Those problems include Web sites' reliance on ActiveX, Microsoft's proprietary application programming interface (API) for letting Web sites take advantage of the computer's underlying functionality.

ActiveX has long been considered a security liability and was a key focus of Microsoft's recent Service Pack 2 security upgrade for IE users with Windows XP. Mozilla is part of a coalition including fellow browser makers Apple Computer and Opera Software, along with plug-in application vendors Sun Microsystems, Macromedia and Adobe Systems, to come up with a standard ActiveX equivalent.

The second most common problem for Firefox compatibility is what Hofmann termed "Microsoft's proprietary implementation of the DOM." The DOM, or Document Object Model, is a W3C recommendation for letting scripts interact with discrete elements of a Web page.

One way Mozilla got to 98 percent compatibility from 75 percent was by convincing Web sites to code differently. Another was to emulate IE when faced with nonstandard pages.
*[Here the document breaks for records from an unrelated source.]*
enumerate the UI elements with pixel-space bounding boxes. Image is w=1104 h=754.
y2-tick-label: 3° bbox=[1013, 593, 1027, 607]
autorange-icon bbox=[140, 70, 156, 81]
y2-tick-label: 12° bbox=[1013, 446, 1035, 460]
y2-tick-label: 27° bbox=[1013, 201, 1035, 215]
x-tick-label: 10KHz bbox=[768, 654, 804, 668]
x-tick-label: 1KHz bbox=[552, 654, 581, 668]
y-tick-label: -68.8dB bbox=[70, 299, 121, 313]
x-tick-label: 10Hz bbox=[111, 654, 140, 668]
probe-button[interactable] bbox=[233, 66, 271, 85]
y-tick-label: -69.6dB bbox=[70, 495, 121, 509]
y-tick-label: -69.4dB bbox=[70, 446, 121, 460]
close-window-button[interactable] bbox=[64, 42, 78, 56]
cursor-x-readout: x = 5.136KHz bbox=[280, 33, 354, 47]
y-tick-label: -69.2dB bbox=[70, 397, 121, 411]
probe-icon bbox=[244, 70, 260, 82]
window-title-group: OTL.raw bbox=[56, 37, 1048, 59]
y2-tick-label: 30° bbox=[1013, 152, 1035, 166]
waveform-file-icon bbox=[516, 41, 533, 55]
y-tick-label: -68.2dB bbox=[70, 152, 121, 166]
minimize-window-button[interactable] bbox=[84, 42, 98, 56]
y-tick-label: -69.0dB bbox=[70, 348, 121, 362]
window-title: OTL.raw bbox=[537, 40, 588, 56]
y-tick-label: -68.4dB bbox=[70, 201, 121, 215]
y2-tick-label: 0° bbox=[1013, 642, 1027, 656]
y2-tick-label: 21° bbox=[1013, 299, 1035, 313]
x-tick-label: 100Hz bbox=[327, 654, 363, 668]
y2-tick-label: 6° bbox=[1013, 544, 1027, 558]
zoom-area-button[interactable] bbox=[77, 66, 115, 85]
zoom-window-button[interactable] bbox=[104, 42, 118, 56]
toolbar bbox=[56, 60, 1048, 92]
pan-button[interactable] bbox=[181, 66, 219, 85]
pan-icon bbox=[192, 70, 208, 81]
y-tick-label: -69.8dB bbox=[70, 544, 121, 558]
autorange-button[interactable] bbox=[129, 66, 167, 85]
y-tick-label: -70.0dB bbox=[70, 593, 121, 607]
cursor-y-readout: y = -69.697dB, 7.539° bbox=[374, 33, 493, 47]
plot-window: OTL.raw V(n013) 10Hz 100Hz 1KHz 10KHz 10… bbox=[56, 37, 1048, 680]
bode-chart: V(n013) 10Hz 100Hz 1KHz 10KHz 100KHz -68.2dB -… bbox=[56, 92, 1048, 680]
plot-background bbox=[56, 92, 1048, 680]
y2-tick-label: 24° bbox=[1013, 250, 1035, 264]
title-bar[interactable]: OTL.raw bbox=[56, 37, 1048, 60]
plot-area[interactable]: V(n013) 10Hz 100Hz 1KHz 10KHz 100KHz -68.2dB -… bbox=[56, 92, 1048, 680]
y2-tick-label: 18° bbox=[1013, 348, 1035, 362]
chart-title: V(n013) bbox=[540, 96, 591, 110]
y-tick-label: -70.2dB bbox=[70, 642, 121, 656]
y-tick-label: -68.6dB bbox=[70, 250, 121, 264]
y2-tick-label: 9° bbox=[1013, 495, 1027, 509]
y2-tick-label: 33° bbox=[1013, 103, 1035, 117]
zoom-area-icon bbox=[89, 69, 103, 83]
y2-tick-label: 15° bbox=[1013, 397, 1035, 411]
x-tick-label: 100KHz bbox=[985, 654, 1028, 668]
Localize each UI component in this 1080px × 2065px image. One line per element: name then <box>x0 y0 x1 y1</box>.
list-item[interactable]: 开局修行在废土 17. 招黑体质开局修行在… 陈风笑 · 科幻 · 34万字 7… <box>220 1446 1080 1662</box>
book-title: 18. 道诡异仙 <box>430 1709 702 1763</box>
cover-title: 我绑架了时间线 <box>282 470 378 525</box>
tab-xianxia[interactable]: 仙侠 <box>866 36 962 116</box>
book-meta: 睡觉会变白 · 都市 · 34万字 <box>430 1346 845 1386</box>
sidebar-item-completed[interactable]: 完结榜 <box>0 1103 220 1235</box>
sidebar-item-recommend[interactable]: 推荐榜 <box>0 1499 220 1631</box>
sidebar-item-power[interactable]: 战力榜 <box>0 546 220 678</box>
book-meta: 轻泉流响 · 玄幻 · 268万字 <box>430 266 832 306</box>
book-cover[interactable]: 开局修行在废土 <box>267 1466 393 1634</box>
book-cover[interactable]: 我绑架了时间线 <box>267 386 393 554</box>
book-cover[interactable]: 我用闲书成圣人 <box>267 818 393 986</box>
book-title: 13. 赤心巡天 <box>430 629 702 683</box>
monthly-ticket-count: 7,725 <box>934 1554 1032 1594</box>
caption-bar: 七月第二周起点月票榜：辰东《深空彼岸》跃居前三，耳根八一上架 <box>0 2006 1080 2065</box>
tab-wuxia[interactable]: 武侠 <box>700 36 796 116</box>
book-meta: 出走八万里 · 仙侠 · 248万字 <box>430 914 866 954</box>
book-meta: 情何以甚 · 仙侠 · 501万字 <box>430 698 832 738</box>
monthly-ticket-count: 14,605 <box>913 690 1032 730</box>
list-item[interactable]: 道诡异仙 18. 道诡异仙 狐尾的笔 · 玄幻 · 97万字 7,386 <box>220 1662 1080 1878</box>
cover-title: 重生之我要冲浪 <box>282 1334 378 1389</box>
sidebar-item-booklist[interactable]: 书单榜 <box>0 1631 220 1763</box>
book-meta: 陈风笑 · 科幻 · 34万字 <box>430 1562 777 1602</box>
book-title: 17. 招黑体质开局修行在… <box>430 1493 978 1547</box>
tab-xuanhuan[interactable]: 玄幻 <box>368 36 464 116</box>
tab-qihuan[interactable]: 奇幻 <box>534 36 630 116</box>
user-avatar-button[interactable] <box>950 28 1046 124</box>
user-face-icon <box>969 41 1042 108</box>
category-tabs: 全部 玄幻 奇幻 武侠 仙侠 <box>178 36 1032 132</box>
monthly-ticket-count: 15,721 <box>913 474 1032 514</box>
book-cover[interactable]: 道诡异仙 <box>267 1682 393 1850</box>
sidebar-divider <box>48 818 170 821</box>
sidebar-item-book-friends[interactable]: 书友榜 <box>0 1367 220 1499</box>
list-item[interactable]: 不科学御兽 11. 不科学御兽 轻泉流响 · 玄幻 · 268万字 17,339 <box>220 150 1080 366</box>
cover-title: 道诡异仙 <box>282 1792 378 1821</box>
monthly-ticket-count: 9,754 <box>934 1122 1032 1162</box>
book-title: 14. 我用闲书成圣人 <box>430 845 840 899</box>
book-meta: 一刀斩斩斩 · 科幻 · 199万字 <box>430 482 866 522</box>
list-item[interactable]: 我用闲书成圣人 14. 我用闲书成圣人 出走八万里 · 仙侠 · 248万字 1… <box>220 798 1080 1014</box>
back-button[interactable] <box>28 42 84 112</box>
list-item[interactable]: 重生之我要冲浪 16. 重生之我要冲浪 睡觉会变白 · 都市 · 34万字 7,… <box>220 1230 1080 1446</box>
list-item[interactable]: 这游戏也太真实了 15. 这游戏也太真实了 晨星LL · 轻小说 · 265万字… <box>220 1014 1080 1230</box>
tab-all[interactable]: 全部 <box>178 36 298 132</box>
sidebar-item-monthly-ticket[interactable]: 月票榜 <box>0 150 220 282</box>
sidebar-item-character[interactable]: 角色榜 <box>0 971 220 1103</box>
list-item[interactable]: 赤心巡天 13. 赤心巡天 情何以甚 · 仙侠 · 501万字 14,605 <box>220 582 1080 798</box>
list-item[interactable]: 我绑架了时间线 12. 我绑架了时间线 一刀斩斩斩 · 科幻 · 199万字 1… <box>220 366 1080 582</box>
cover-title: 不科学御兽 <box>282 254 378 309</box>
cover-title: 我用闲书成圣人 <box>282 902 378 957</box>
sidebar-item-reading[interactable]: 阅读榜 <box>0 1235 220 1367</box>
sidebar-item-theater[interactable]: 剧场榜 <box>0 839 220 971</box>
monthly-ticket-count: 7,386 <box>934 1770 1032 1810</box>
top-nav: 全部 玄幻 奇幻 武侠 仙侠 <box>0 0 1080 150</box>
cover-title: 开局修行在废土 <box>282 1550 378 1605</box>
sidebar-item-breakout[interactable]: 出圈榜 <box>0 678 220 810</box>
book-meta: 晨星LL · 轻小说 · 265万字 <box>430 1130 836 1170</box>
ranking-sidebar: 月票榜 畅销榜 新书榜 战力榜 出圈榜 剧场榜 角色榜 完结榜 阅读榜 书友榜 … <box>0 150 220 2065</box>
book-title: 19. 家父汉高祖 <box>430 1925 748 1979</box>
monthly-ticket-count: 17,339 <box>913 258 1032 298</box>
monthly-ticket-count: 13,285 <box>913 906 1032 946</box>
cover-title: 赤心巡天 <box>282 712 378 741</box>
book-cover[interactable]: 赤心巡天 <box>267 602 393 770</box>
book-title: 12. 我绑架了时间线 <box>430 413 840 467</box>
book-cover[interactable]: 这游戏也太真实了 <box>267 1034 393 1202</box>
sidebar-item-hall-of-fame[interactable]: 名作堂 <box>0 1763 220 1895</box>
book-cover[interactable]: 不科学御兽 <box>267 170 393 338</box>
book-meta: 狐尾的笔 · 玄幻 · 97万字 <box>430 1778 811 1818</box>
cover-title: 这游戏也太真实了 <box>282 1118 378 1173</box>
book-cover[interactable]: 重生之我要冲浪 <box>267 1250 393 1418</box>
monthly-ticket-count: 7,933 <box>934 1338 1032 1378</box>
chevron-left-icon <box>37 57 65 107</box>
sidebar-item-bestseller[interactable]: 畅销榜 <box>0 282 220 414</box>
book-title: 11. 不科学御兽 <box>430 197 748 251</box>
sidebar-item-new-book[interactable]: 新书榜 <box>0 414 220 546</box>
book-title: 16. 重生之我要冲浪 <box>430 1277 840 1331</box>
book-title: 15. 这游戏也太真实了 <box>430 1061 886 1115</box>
That strategy resulted in what Mozilla calls its "quirks mode." When Firefox loads a page and its Gecko engine rendering engine detects nonstandard IE-specific behaviors, the browser switches into that mode and is able to render the page correctly -- albeit at a more sluggish pace.

With the success of Firefox in winning market share, Mozilla is finding Web authors more receptive to its message about standards and compatibility. The group is now fielding between 10 and 15 calls per week from individuals and organizations asking how to make their sites work with Firefox.

Even Microsoft has become more responsive to requests that its Web pages be accessible in Firefox. Hofmann credits the software giant's sunnier attitude in part to the $12m settlement the company paid following Opera's accusations that Microsoft was deliberately breaking its pages when viewed with the Opera browser.

Microsoft declined to comment on the matter of its Web pages' compatibility with non-IE browsers or on the issue of browser-site interoperability in general.

But the company noted another area where Mozilla will face significant challenges gaining market share: enterprise desktops.

Like post-11 September presidential candidates, both sides claim to have the best security story to tell.

"Over the last year, we have started to see interest on the part of corporate IT managers worried about security problems in IE who are starting to think about strategies for backup when serious vulnerabilities arise in IE and Microsoft doesn't have a patch," Hofmann said. "We have talked to them, listened to their concerns and are assisting them with deployment plans for rolling out Firefox."

Mozilla's pitch will likely focus on lesser-known enterprise capabilities of Firefox, such as its ability to update browser preferences from a central server.

In the coming year, Mozilla expects to continue to evangelise Firefox to corporations -- something old Netscape hands at the foundation know a thing or two about.

"We see lots of interest," Hofmann said. "The companies we're talking to are across all industries. Entering the enterprise market is a long and hard route, and several of us have experience in it from our days at Netscape and know what it takes to succeed. We're in this for the long haul."